Not sure im following regarding my plan. The plan was to remove fish to a different set up, a 100 gallon trough, utilizing copper for 4 weeks. After that, I was going to observe them for another few weeks. While this was happening, being I have no coral or inverts, I was going to nuke the tank, bleach it down, new sand, cycle tank while fish are in quarantine, and then reintroduce.

It didn't take but two days, no feedings, to get an ammonia read. I did a water change, and started to lose fish. I then became frustrated, knowing I was going to lose all my fish, so I got the tank back up and running, and used bacteria.

What I am doing now is not the plan, but simply a detoured route. I simply could not keep ammonia at bay in a separate quarters.

Never will I do that again. Nor will I quarantine fish, too much money, too much risk. I want the three remaining fish I have to live, and those most likely will be the last 3 fish I ever acquire.

Trying to make the best of what I have now, because I don't like seeing anything suffer. I wont be adding anymore fish, hopefully these three live out there lives, and then I can let someone else take the tank and have their fun with it.
 
The peeling skin sounds like brook which i dont think copper is effective against. The best form of treatment would have been formalyn dips.
I personally think qt is a must and would never go without it. However IMO its most effective/successful when done from the begining with the first fish purchase. It gets to be hard and nearly impossible when trying to treat/save multiple fish at the same time specially when there is already a disease or infection on some of the fish. I feel your frustration. Hang in there. Hopefully the remainh fish will pull through.
 
Okay, so its been a couple of days since this discovery/mishaps and I thought I would provide an update.

Since yesterday, the three remaining fish, seem fine, eating very aggressively, something they had not done in the past couple weeks.

The puffer, who appeard to have the same, white shedding, as the perished fish showed signs of, has gone away.

So either a couple of things I can see:

The nitrite level is started land on the scale again, meaning before it was at the max api level of nitrites, 5 ppm, now it is around the two mark. So the levels are definitely dropping, and im guessing the cycle will be complete within a week.

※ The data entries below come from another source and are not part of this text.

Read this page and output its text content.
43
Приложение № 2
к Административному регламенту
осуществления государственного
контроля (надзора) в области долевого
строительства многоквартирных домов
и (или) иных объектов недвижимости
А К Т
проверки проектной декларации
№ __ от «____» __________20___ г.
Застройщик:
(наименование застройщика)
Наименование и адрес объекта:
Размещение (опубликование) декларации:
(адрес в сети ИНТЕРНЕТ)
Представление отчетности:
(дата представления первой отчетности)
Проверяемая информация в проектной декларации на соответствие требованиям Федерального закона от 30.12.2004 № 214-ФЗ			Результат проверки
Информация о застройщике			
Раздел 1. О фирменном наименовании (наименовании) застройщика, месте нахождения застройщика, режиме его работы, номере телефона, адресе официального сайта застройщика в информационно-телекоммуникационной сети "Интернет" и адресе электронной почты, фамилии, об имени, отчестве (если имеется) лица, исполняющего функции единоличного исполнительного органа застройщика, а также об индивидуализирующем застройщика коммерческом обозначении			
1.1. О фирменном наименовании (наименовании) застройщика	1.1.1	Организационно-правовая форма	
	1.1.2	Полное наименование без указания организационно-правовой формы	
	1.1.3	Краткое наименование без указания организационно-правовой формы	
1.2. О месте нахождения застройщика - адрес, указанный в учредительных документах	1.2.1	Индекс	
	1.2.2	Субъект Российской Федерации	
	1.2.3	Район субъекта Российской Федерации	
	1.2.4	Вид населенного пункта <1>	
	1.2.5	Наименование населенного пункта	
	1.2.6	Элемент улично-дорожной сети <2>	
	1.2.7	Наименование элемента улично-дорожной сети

If this truly was brook, or velvet (certainly does not appear to be ich) would it just get up and disappear from these fish, or would it have lingered on them til they were either dead or treated?

I want to lean toward it not being parasitic, just water conditions cycling and becoming eratic.

I did a 20 gallon water change, (not much on a 155 I know) to siphon new sand, help lower nitrite a bit, and get some new water in the tank.

What do you guys think, do I have an issue with brook or some other bug, or am I dealing with a new, unstable tank?